Olivier adds that the government also has a key role to play.

“The government is focusing on developing the biggest tech hub in Africa for coding and programming and this will also create another opportunity for infrastructure providers to create and develop more local solutions for customers,” he says. “The channel and the reseller can leverage the ability to offer local solutions and platforms.

“Perhaps one of the biggest trends for the channel is going to be security, especially now as compliance laws and regulations grow increasingly stringent,” Olivier adds. “The fact that all financial and banking sectors are going increasingly digital is going to force the market to become even more security aware than ever before. If we just look at the recent WhatsApp hack, you can see how easy it is to damage a business and an individual within seconds.”

While Mark Lu, CEO of Corex, admits that he hasn’t closely followed political developments in the past few months, it is a good time for companies and their executives to reflect and consider how they can disrupt both their own organisations and their respective markets.

“I have a simple mantra at present: disrupt or die,” Lu says. “And that goes for within your own company and outside of it.

“President Ramaphosa is trying to do all the right things, but he has a lot to fix and it is going to take time,” Lu continues. “Any astute businessman will not hang around waiting … we have to proactively manage our businesses and see through this transitional period.”

Lu says that the traditional two-tier distribution model in South Africa has “settled” over the past couple of years and that this is where disruption comes to the fore.

“The conventional distribution model has now settled into being an ‘order fulfilment business’,” he explains. “And, yes, size really does matter now. What this means is that many of the smaller distribution companies have to identify niche markets and, more than ever before, differentiate themselves from their competitors in order to survive.

“System integration, service and value-add are now playing a bigger, more crucial role in this survival.”

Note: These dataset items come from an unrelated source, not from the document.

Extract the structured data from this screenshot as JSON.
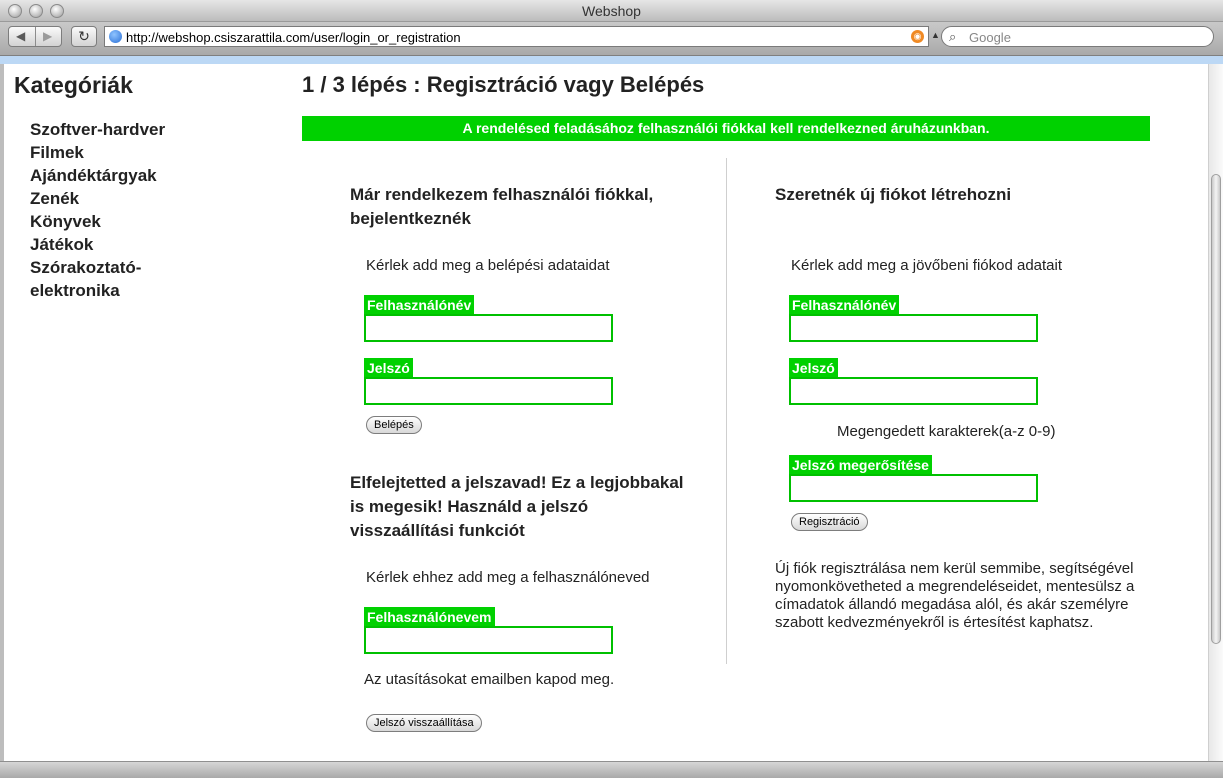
{
  "browser": {
    "window_title": "Webshop",
    "url": "http://webshop.csiszarattila.com/user/login_or_registration",
    "search_placeholder": "Google"
  },
  "sidebar": {
    "heading": "Kategóriák",
    "items": [
      {
        "label": "Szoftver-hardver"
      },
      {
        "label": "Filmek"
      },
      {
        "label": "Ajándéktárgyak"
      },
      {
        "label": "Zenék"
      },
      {
        "label": "Könyvek"
      },
      {
        "label": "Játékok"
      },
      {
        "label": "Szórakoztató-elektronika"
      }
    ]
  },
  "main": {
    "heading": "1 / 3 lépés : Regisztráció vagy Belépés",
    "notice": "A rendelésed feladásához felhasználói fiókkal kell rendelkezned áruházunkban.",
    "login": {
      "title": "Már rendelkezem felhasználói fiókkal, bejelentkeznék",
      "instruction": "Kérlek add meg a belépési adataidat",
      "username_label": "Felhasználónév",
      "password_label": "Jelszó",
      "submit_label": "Belépés"
    },
    "forgot": {
      "title": "Elfelejtetted a jelszavad! Ez a legjobbakal is megesik! Használd a jelszó visszaállítási funkciót",
      "instruction": "Kérlek ehhez add meg a felhasználóneved",
      "username_label": "Felhasználónevem",
      "note": "Az utasításokat emailben kapod meg.",
      "submit_label": "Jelszó visszaállítása"
    },
    "register": {
      "title": "Szeretnék új fiókot létrehozni",
      "instruction": "Kérlek add meg a jövőbeni fiókod adatait",
      "username_label": "Felhasználónév",
      "password_label": "Jelszó",
      "allowed_chars": "Megengedett karakterek(a-z 0-9)",
      "confirm_label": "Jelszó megerősítése",
      "submit_label": "Regisztráció",
      "description": "Új fiók regisztrálása nem kerül semmibe, segítségével nyomonkövetheted a megrendeléseidet, mentesülsz a címadatok állandó megadása alól, és akár személyre szabott kedvezményekről is értesítést kaphatsz."
    }
  },
  "colors": {
    "accent_green": "#00d100",
    "input_border_green": "#00c000"
  }
}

Digitalisation has also disrupted the local distribution landscape, he adds.

“Vendors are now dealing direct with retailers and e-tailers, so the entire channel as we knew it has been under intense pressure … almost attack,” Lu says. “And I have to admit that I have seen the demise of a few channel players over the past six months or so. Even corporates and SMMEs are starting to buy online, so there really is very little room left for the more traditional buy-and-sell reseller community.”

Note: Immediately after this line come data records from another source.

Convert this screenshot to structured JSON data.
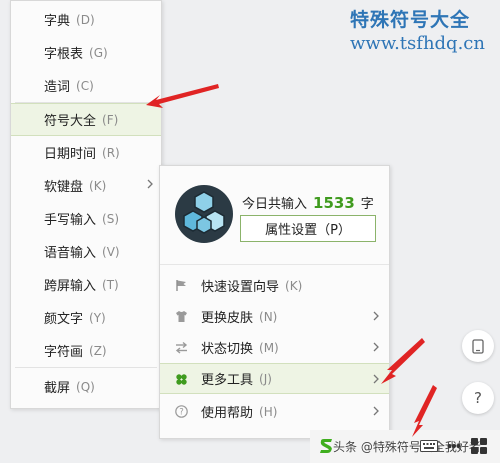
{
  "watermark": {
    "title": "特殊符号大全",
    "url": "www.tsfhdq.cn"
  },
  "left_menu": {
    "items": [
      {
        "label": "字典",
        "shortcut": "(D)"
      },
      {
        "label": "字根表",
        "shortcut": "(G)"
      },
      {
        "label": "造词",
        "shortcut": "(C)"
      },
      {
        "label": "符号大全",
        "shortcut": "(F)",
        "active": true
      },
      {
        "label": "日期时间",
        "shortcut": "(R)"
      },
      {
        "label": "软键盘",
        "shortcut": "(K)",
        "submenu": true
      },
      {
        "label": "手写输入",
        "shortcut": "(S)"
      },
      {
        "label": "语音输入",
        "shortcut": "(V)"
      },
      {
        "label": "跨屏输入",
        "shortcut": "(T)"
      },
      {
        "label": "颜文字",
        "shortcut": "(Y)"
      },
      {
        "label": "字符画",
        "shortcut": "(Z)"
      },
      {
        "label": "截屏",
        "shortcut": "(Q)"
      }
    ]
  },
  "panel": {
    "today_prefix": "今日共输入",
    "today_count": "1533",
    "today_suffix": "字",
    "settings_button": "属性设置（P）",
    "items": [
      {
        "label": "快速设置向导",
        "shortcut": "(K)",
        "icon": "flag-icon"
      },
      {
        "label": "更换皮肤",
        "shortcut": "(N)",
        "icon": "shirt-icon",
        "submenu": true
      },
      {
        "label": "状态切换",
        "shortcut": "(M)",
        "icon": "switch-icon",
        "submenu": true
      },
      {
        "label": "更多工具",
        "shortcut": "(J)",
        "icon": "clover-icon",
        "submenu": true,
        "active": true
      },
      {
        "label": "使用帮助",
        "shortcut": "(H)",
        "icon": "help-icon",
        "submenu": true
      }
    ]
  },
  "side_buttons": {
    "help_label": "?"
  },
  "bottom_bar": {
    "toutiao_text": "头条 @特殊符号大全我好者"
  },
  "colors": {
    "accent_green": "#3f9b1e",
    "active_bg": "#eef4e4",
    "arrow_red": "#e02424",
    "watermark_blue": "#2e75b6"
  }
}
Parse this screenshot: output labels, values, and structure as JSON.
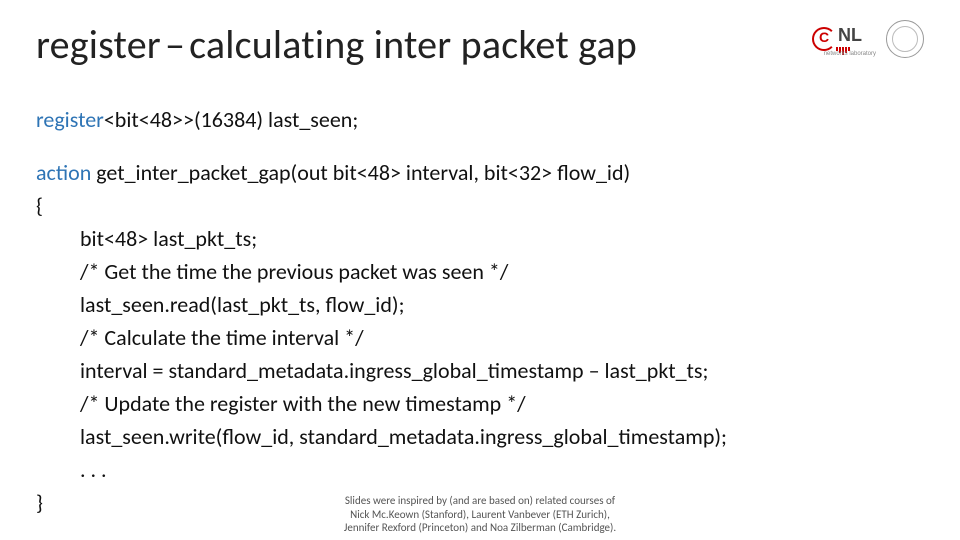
{
  "title": {
    "left": "register",
    "dash": "–",
    "right": "calculating inter packet gap"
  },
  "logos": {
    "cnl_letters_c": "C",
    "cnl_letters_nl": "NL",
    "cnl_sub": "networks laboratory"
  },
  "code": {
    "kw_register": "register",
    "decl_rest": "<bit<48>>(16384) last_seen;",
    "kw_action": "action ",
    "action_sig": "get_inter_packet_gap(out bit<48> interval, bit<32> flow_id)",
    "lbrace": "{",
    "l1": "bit<48> last_pkt_ts;",
    "l2": "/* Get the time the previous packet was seen */",
    "l3": "last_seen.read(last_pkt_ts, flow_id);",
    "l4": "/* Calculate the time interval */",
    "l5": "interval = standard_metadata.ingress_global_timestamp – last_pkt_ts;",
    "l6": "/* Update the register with the new timestamp */",
    "l7": "last_seen.write(flow_id, standard_metadata.ingress_global_timestamp);",
    "l8": ". . .",
    "rbrace": "}"
  },
  "footer": {
    "line1": "Slides were inspired by (and are based on) related courses of",
    "line2": "Nick Mc.Keown (Stanford), Laurent Vanbever (ETH Zurich),",
    "line3": "Jennifer Rexford (Princeton) and Noa Zilberman (Cambridge)."
  }
}
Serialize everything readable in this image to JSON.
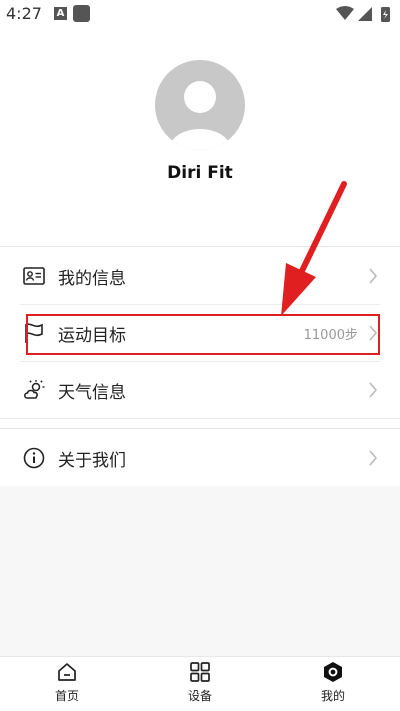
{
  "status_bar": {
    "time": "4:27",
    "notif_badge": "A"
  },
  "profile": {
    "username": "Diri Fit"
  },
  "menu_items": [
    {
      "label": "我的信息",
      "icon": "id-card-icon"
    },
    {
      "label": "运动目标",
      "icon": "flag-icon",
      "value": "11000步"
    },
    {
      "label": "天气信息",
      "icon": "weather-icon"
    }
  ],
  "menu_items_2": [
    {
      "label": "关于我们",
      "icon": "info-icon"
    }
  ],
  "tabs": [
    {
      "label": "首页",
      "icon": "home-icon"
    },
    {
      "label": "设备",
      "icon": "grid-icon"
    },
    {
      "label": "我的",
      "icon": "hexagon-icon",
      "active": true
    }
  ],
  "annotation_color": "#e02020"
}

Lu says that the digital disruption being experienced in the market is not unique to the ICT sector – it is affecting all industries.

“I would highlight the fact that it is not just in ICT distribution, but relevant to every business in the world: If you are not embracing technology – becoming a technology company in your own right – then you won’t be around in the next decade.

“Technology has brought so much disruption, innovation and increased production to all sectors of industry and those that capitalise on it will survive and prevail,” Lu says.

“So while 2019 might be a year of survival, I also think it is a good year for embracing anything disruptive,” he adds.